Lately I find myself daydreaming about that day in the distant future where I will shout out “I’m highly sensitive” without any regard for what people might think of it. I will flood my social media with posts on what it’s about, what it means to me, the pain it’s caused me growing up and maybe I’ll find some way to help others. I’ll share a big part of who I am. Unless something truly dramatic happens in my life that day is far, far away.
You might think I’m the type of person to share a lot of what’s going on inside my head, but I’m actually the complete opposite. I’m an extremely private person, who rarely shares their emotions with anyone.
When I was younger I never shared my emotions with anyone, even my parents, I guess I thought they wouldn’t be able to understand. Although, I had a couple trustworthy friends to share things with who were sensitive too. But, I still shared less than both of them combined. I learned at an early age to hide my sensitivity and to do whatever it takes to not let anyone see it. Partly because I thought it was a flaw at the time. Now I accept it, but still fear what others don’t know and don’t understand.
What scares me the most is that I have very deep feelings toward the concept of sensitivity. I have very deep feelings in general being sensitive, but I feel deeply about all the trauma I’ve had in my life related to my sensitivity. I worry that people won’t understand how deeply it effects me. Why would they?

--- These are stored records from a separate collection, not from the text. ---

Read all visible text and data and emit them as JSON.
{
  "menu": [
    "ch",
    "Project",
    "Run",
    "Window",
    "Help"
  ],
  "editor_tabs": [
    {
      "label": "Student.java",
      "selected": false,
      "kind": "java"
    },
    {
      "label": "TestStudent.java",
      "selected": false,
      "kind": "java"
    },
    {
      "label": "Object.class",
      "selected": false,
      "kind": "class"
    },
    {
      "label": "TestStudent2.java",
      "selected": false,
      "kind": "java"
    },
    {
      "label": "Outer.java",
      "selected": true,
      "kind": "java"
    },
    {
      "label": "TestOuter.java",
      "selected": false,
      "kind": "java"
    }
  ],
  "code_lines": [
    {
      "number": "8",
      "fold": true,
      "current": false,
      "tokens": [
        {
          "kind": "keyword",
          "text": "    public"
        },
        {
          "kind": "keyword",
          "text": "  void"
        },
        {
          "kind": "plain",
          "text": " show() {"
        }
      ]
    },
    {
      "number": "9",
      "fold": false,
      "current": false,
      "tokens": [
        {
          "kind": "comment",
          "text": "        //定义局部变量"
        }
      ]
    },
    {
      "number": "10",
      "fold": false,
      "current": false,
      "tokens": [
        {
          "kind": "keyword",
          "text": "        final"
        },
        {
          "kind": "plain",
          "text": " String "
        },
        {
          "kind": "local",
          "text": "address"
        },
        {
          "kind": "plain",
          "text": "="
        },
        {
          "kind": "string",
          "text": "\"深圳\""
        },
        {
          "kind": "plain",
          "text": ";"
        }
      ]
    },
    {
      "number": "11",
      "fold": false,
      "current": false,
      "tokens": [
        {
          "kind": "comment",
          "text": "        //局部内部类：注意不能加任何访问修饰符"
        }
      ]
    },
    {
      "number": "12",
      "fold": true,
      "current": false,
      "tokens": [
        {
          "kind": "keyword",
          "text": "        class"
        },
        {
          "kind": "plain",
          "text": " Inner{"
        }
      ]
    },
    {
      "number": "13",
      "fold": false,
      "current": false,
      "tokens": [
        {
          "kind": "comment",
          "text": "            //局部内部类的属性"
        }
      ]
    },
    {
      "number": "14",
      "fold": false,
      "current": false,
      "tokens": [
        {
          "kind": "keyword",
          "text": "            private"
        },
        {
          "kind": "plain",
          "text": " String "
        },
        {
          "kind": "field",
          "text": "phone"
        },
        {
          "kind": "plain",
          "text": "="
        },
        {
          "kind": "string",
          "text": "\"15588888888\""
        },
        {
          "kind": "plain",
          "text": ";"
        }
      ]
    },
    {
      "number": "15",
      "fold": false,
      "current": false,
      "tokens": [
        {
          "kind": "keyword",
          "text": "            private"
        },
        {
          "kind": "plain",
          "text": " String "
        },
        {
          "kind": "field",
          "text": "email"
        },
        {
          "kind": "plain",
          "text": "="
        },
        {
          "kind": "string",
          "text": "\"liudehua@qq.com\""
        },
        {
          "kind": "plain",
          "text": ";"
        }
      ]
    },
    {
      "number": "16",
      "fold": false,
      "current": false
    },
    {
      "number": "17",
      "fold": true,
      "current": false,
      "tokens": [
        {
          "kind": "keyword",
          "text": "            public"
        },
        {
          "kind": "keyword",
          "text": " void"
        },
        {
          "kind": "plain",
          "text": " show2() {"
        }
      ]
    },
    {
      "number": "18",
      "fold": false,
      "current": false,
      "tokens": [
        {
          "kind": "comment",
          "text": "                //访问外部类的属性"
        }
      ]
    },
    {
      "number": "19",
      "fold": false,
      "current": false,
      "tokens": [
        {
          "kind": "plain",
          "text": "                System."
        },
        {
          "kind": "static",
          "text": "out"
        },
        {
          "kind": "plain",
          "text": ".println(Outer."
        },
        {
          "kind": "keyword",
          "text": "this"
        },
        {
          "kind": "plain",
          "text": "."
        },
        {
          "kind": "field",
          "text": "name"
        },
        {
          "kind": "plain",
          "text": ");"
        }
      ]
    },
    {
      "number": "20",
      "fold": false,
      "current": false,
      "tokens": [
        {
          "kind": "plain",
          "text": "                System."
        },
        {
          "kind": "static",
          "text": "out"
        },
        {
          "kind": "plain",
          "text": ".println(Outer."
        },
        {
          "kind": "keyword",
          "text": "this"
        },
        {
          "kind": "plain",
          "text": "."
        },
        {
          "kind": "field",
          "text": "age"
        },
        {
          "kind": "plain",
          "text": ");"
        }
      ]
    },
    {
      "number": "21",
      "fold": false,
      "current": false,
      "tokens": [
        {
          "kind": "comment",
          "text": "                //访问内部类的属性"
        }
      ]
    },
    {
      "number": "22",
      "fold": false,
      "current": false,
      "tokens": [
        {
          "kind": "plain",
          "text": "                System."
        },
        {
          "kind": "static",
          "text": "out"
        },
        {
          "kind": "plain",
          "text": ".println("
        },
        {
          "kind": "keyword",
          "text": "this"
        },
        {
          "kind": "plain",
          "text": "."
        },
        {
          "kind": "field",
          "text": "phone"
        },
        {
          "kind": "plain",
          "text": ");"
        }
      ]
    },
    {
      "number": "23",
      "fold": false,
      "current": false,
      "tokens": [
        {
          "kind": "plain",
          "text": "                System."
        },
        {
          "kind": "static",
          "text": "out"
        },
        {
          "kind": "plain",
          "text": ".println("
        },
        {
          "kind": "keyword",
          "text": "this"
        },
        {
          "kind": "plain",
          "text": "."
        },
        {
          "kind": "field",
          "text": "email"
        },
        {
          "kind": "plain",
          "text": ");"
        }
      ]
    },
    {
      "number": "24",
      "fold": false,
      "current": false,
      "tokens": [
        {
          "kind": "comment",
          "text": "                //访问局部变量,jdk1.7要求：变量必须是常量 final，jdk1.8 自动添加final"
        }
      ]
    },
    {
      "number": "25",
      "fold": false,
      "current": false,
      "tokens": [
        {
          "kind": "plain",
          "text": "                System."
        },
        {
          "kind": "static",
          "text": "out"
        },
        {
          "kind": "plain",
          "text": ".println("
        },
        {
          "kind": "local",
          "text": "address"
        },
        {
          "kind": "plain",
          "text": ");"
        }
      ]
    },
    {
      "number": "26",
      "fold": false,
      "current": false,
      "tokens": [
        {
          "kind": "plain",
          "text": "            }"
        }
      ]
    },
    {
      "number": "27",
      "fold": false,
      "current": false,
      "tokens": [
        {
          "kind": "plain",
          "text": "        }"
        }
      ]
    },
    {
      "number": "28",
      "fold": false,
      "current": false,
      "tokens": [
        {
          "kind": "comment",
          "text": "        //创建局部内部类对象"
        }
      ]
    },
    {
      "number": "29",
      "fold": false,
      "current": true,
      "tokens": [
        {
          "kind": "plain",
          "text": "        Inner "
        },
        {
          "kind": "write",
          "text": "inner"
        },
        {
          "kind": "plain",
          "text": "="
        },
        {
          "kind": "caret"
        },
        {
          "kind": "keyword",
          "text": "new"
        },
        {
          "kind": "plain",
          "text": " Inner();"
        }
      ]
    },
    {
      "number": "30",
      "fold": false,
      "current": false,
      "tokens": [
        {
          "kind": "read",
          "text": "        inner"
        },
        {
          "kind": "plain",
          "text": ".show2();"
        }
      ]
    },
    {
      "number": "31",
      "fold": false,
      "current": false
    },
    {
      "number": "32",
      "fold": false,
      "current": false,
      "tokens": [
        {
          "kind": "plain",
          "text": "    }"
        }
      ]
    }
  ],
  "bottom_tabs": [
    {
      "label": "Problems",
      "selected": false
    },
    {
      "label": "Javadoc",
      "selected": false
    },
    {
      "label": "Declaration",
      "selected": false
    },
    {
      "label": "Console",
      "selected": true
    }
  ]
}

Lately, almost everyday, I think about how I’m highly sensitive and how it’s continuing to make life more difficult than normal. I don’t look at myself in a negative way, but instead project negative thoughts toward the rest of the world. I get angry about people who don’t think things through enough and people in politics making a mess out of things. I get made about how most of the population judges people who are introverted and sensitive unfairly. I get mad about the people from my past who hurt my views of myself. Even those who are introverted, because they don’t understand it and think it’s a flaw, they spend time trying to be an extrovert. I even get mad at fate for taking away my part-time job and sabotaging my health. I worry about being faced with people who will turn to me and say “Stop blaming the rest of the world for how you feel.” And I would say, “Never, I already blamed myself for about 25+ years of my life.” I’ve punished myself enough for other people’s wrongful mistakes. Not many people like being around a person with low-self esteem, a lack of confidence, and little self worth. But, that wasn’t my fault. Thank you world. I had to suffer for other people’s mistakes and unfair judgement. I still suffer for it because I don’t want to be wrongly labeled and misunderstood. I know the world is still lacking knowledge and unfairly judging the introverts and sensitives of the world. I just don’t have it in me yet to fight back in an epic way. But, someday I will. Someday when I’m actually quite successful I’ll help others, write a book, and stop hiding all of my deep side from the world. When the world has crushed you over and over again and you still stand up and fight for what you want, still continue down your determined path, you earn the right to blame the world for things never going your way. You have the right to blame society as a whole as long as you keep on fighting.
BUT CHANGE IS COMING! I can’t wait for the movie “Sensitive: The Untold Story.” I’m excited to see what kind of an impact it will have. I’m excited to see it myself and feel what others have gone through being sensitive. I’m anxious to watch it with my husband and see how he feels about it. I’m anxious for people to have some understanding of what it means to be sensitive.